I would have liked to write about my Holy Week holiday in Malta, but unfortunately the Herald deadline falls before we depart!
I am lucky, compared with many people, to be free enough to go on holiday. Many people do not have that freedom because of lack of money, caring responsibilities and many other reasons. We probably understand what I mean by freedom here, but actually "freedom" is a far more complex word and idea than we might realize. For example, could we regard Jesus' crucifixion as an example of freedom?


On the first Sunday in Lent I heard the Archbishop of Canterbury on the radio, preaching at Canterbury Cathedral School. He was talking about freedom. His message was surprising, but important. It was that our use of the word freedom, meaning to please ourselves and do what we want, is not the only meaning or the right one for us. The most important freedom for Christians is freedom to do what we know we should do.


The more common understanding of freedom is being free to do whatever we like. But that can easily interfere with other people's freedom. We know lots of people in the world do not have that freedom; indeed none of us can be fully free in that way. Freedom to do what we know we should doesn't sound anything like so desirable. But if we think about it we realize that lots of people around the world do not even have that freedom. But we are free to do what our Christian faith encourages us to do.

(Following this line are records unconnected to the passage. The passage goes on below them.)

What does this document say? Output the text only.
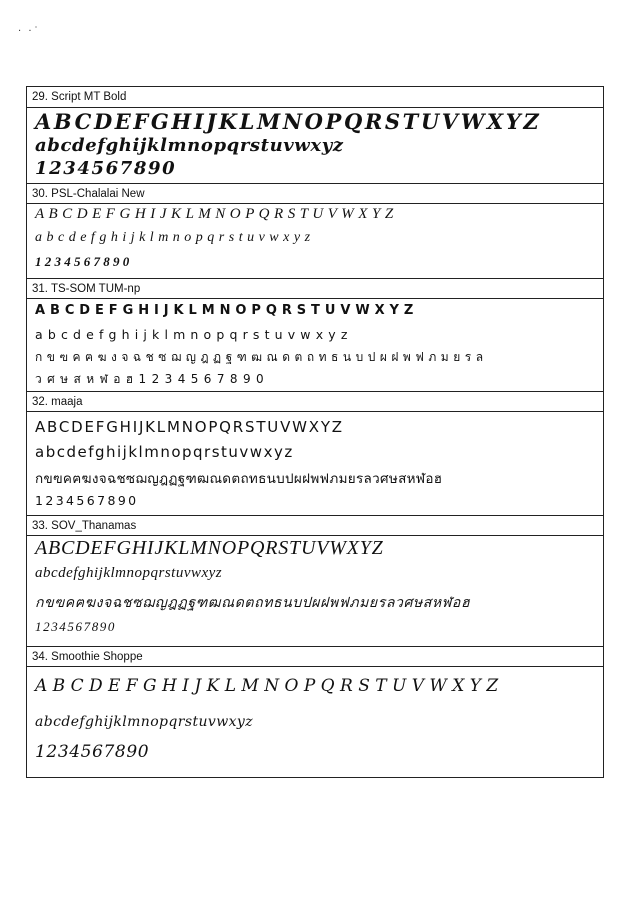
· ·˙
29. Script MT Bold
ABCDEFGHIJKLMNOPQRSTUVWXYZ
abcdefghijklmnopqrstuvwxyz
1234567890
30. PSL-Chalalai New
A B C D E F G H I J K L M N O P Q R S T U V W X Y Z
a b c d e f g h i j k l m n o p q r s t u v w x y z
1 2 3 4 5 6 7 8 9 0
31. TS-SOM TUM-np
A B C D E F G H I J K L M N O P Q R S T U V W X Y Z
a b c d e f g h i j k l m n o p q r s t u v w x y z
ก ข ฃ ค ฅ ฆ ง จ ฉ ช ซ ฌ ญ ฎ ฏ ฐ ฑ ฒ ณ ด ต ถ ท ธ น บ ป ผ ฝ พ ฟ ภ ม ย ร ล
ว ศ ษ ส ห ฬ อ ฮ 1 2 3 4 5 6 7 8 9 0
32. maaja
ABCDEFGHIJKLMNOPQRSTUVWXYZ
abcdefghijklmnopqrstuvwxyz
กขฃคฅฆงจฉชซฌญฎฏฐฑฒณดตถทธนบปผฝพฟภมยรลวศษสหฬอฮ
1234567890
33. SOV_Thanamas
ABCDEFGHIJKLMNOPQRSTUVWXYZ
abcdefghijklmnopqrstuvwxyz
กขฃคฅฆงจฉชซฌญฎฏฐฑฒณดตถทธนบปผฝพฟภมยรลวศษสหฬอฮ
1234567890
34. Smoothie Shoppe
A B C D E F G H I J K L M N O P Q R S T U V W X Y Z
abcdefghijklmnopqrstuvwxyz
1234567890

This type of freedom is to be what we most deeply are. Freedom to express our true spiritual nature. Another way of looking at this is that we have handed our freedom over to God, to free us to do what we know we should do.

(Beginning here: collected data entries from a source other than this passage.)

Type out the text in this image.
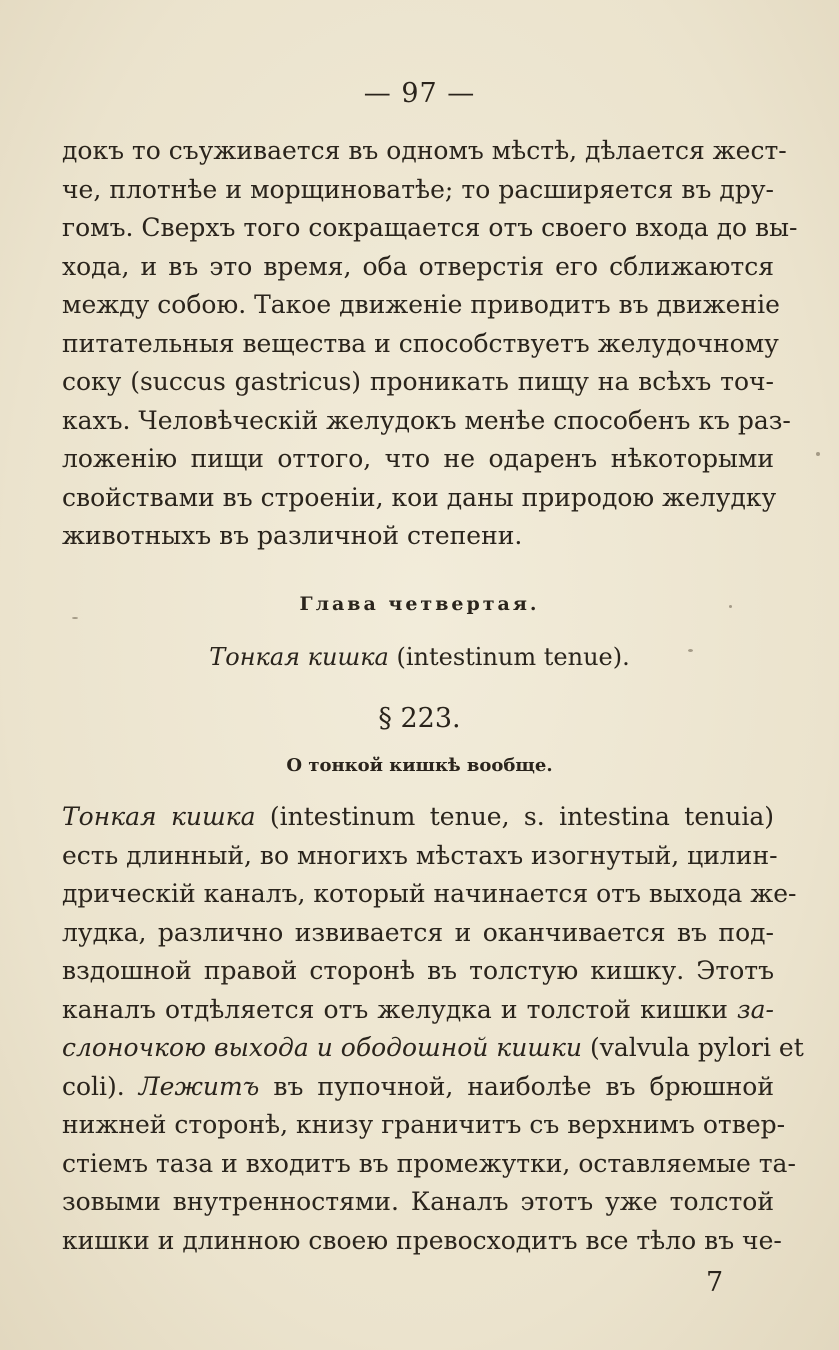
— 97 —
докъ то съуживается въ одномъ мѣстѣ, дѣлается жест-
че, плотнѣе и морщиноватѣе; то расширяется въ дру-
гомъ. Сверхъ того сокращается отъ своего входа до вы-
хода, и въ это время, оба отверстія его сближаются
между собою. Такое движеніе приводитъ въ движеніе
питательныя вещества и способствуетъ желудочному
соку (succus gastricus) проникать пищу на всѣхъ точ-
кахъ. Человѣческій желудокъ менѣе способенъ къ раз-
ложенію пищи оттого, что не одаренъ нѣкоторыми
свойствами въ строеніи, кои даны природою желудку
животныхъ въ различной степени.
Глава четвертая.
Тонкая кишка (intestinum tenue).
§ 223.
О тонкой кишкѣ вообще.
Тонкая кишка (intestinum tenue, s. intestina tenuia)
есть длинный, во многихъ мѣстахъ изогнутый, цилин-
дрическій каналъ, который начинается отъ выхода же-
лудка, различно извивается и оканчивается въ под-
вздошной правой сторонѣ въ толстую кишку. Этотъ
каналъ отдѣляется отъ желудка и толстой кишки за-
слоночкою выхода и ободошной кишки (valvula pylori et
coli). Лежитъ въ пупочной, наиболѣе въ брюшной
нижней сторонѣ, книзу граничитъ съ верхнимъ отвер-
стіемъ таза и входитъ въ промежутки, оставляемые та-
зовыми внутренностями. Каналъ этотъ уже толстой
кишки и длинною своею превосходитъ все тѣло въ че-
7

So what has all this got to do with Easter? Well, another important idea very closely related to freedom is truth. In fact, Jesus said "the truth will make you free." This is more like real freedom than just pleasing yourself. Truth makes us free of falsehoods and fictions which surround us in everyday life. The world we know can smother truth; knowing the truth, the truth about what Jesus did for us makes us free of this suffocating blanket of expectations. Jesus was expected to lead his people to triumph, to be comely and commanding. To befriend the great and learned men of Israel. That was the expectation. He had the freedom to do that if he had pleased himself and pleased his society and family.

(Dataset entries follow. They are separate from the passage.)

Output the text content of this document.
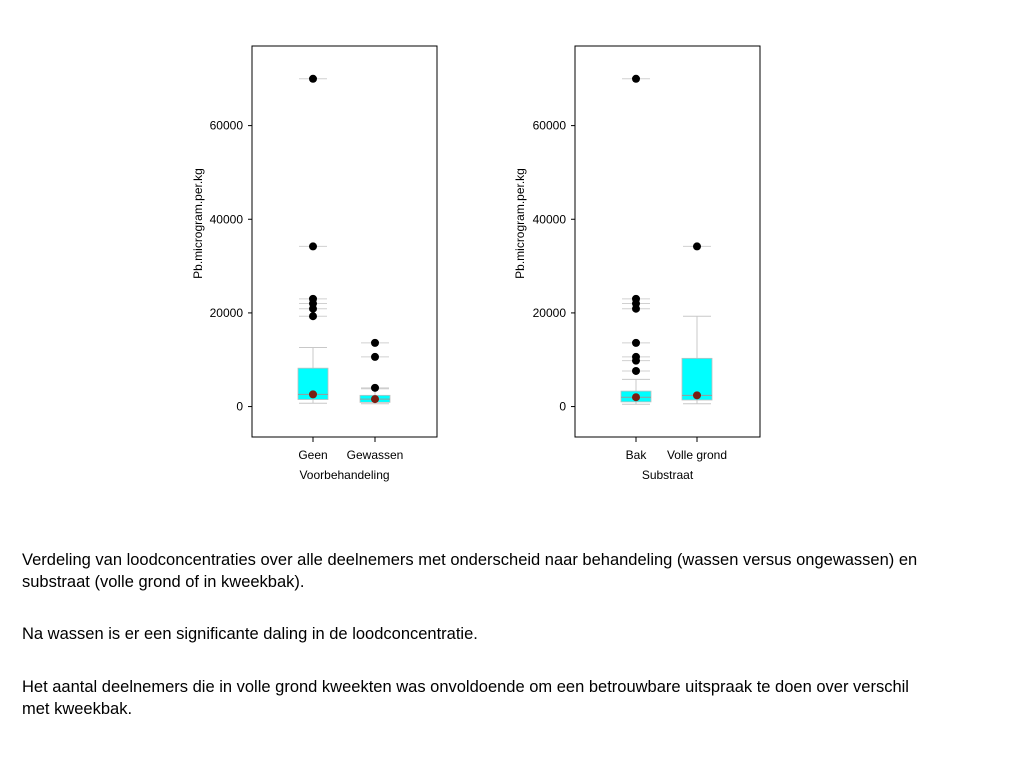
0
20000
40000
60000
Pb.microgram.per.kg
Geen Gewassen
Voorbehandeling
0
20000
40000
60000
Pb.microgram.per.kg
Bak Volle grond
Substraat

Verdeling van loodconcentraties over alle deelnemers met onderscheid naar behandeling (wassen versus ongewassen) en substraat (volle grond of in kweekbak).

Na wassen is er een significante daling in de loodconcentratie.

Het aantal deelnemers die in volle grond kweekten was onvoldoende om een betrouwbare uitspraak te doen over verschil met kweekbak.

We know he did not He willingly handed over his freedom to God. That is still freedom; freedom that came from his knowledge of the truth. The truth that perfect freedom is achieved by handing our lives over to God, not by following expectations or our own immediate desires.


Before I finish I would like to raise another related issue; that there are always going to be only a few people that hand their lives over to God. Jesus was the only one who did that so perfectly. But the rest of us who are purposefully following a Christian path, however imperfectly, are few in number. That can be very demoralising. Does that not mean the church that Jesus established is dying out?


One of Richard Chidlaw's recent sermons addressed this issue. He pointed out that those few of us who follow Jesus, who know who God is, who know how to pray, have very important work to do here. I was also speaking to another minister at a meeting we were both at about someone we both knew who had been unwell. She said "I can't do anything to help directly, but at least I can pray; that's what I do.


She might have said; that's what we do. Priests and ministers do not have a monopoly of prayer, although this is a special part of their ministry. All of us Christians also have the freedom to pray. That is the important work we have to do here, and is a way of using our freedom for good. Jesus spent the time before his crucifixion praying, not just for himself but for others. You might also like to consider that the most important role of the Church that Jesus founded may not be to grow. Perhaps, to use the well worn expression, size doesn't matter. It's what those of us who are Christians do that matters, and of all the things we can do nothing is more important than prayer. We may have been practising this Lent?


So for those of us who do pray, our key role is to pray on behalf of those who can't or don't That is a proper use of our freedom and it is something we can do that makes those we pray for free as well.


Have a blessed and prayerful Easter.